Вдобавок, все это растворяется в каком-то неясном мареве — быть может, в мареве лета. Возможно также, это дымка времени, того отрезка времени, в коем вновь вырисовываются забытые лица, звучат умолкшие голоса, уходят и возвращаются сцены, озаренные светом прошлого. От воспоминаний до рассказа путь короток: то, что называю я своей жизнью, умещается в этом едва заметном промежутке, в минуте, когда я пишу эти строки, между тем, что было вправду пережито (и когда пережито), и тем, что видел я в своих грезах или пережил, точно во сне, в самый миг события. Я не ношу маски, не наряжаюсь в рубище, как тот «переписчик», не браню и не одобряю театр. Мне нет нужды лгать — сама действительность лжет за меня. Вот отчего грезы и сны всегда казались мне столь значительными: не пытаясь ничего утаивать, не пытаясь лгать, они зато оборачивают реальность той единственной стороной, которая меня интересует, ибо скромно претендует лишь на одно — показать все грани Вероятности.

А я давно открыл для себя эту истину: Вероятность — прекрасна.

На самом деле, и дом наш в Усьере прекрасен, и я там счастлив — но этого счастья мне мало. И лицо Од прекрасно — но я вижу в нем одно лишь притворство. И доброта моего дяди искренна и прекрасна — но я читаю в ней всего только ханжеское смирение гугенота.

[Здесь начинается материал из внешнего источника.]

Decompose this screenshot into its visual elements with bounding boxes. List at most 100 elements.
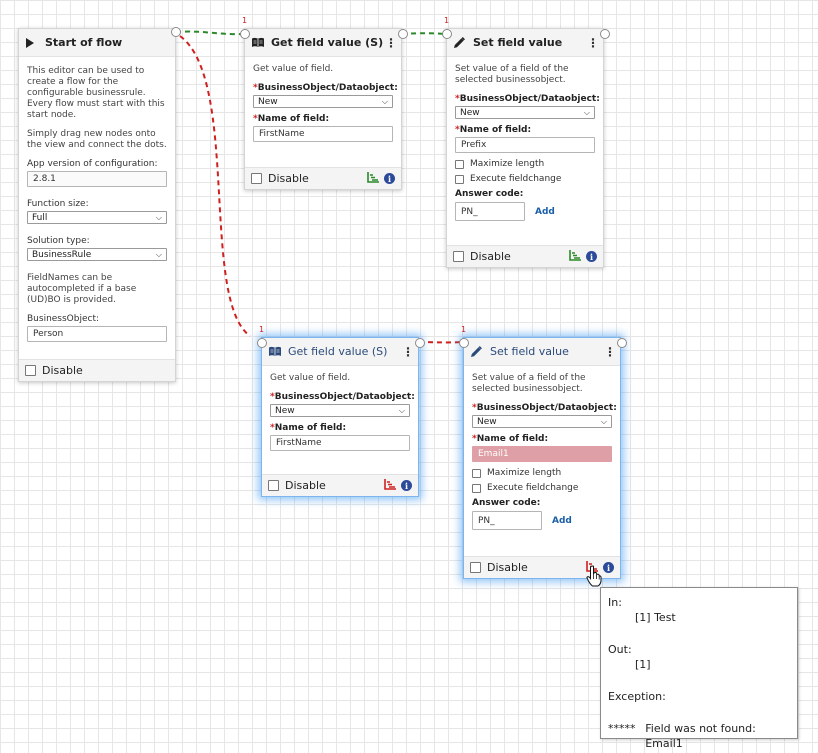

Без сомнения, я не прав, глубоко не прав в том, что принимаю жизнь не такою, как она есть. Я говорил уже о том неверном, но благодатном свете, что озаряет любое воспоминание, и иногда спрашиваю себя, не он ли — тот единственно верный, единственно надежный и непогрешимый свет, помогающий освежить память и ежедневные наблюдения, тот вневременной свет, что неровными вспышками озаряет и вызывает из небытия эпизоды прошлого, словно волшебные райские видения. Стало быть, я счастлив в Усьере? Да, видимо, счастлив, по крайней мере, в воспоминаниях. Так как же мне не любить это слабое, туманное, но зато неподвластное смерти и времени мерцание, предпочитая его тем слепящим огням достоверности, что претендуют на управление нашим веком во имя опыта и разума.

VIII

— Не желаете ли, сударь, сразиться со мною в шахматы? — спрашивает дядюшка, войдя в гостиную.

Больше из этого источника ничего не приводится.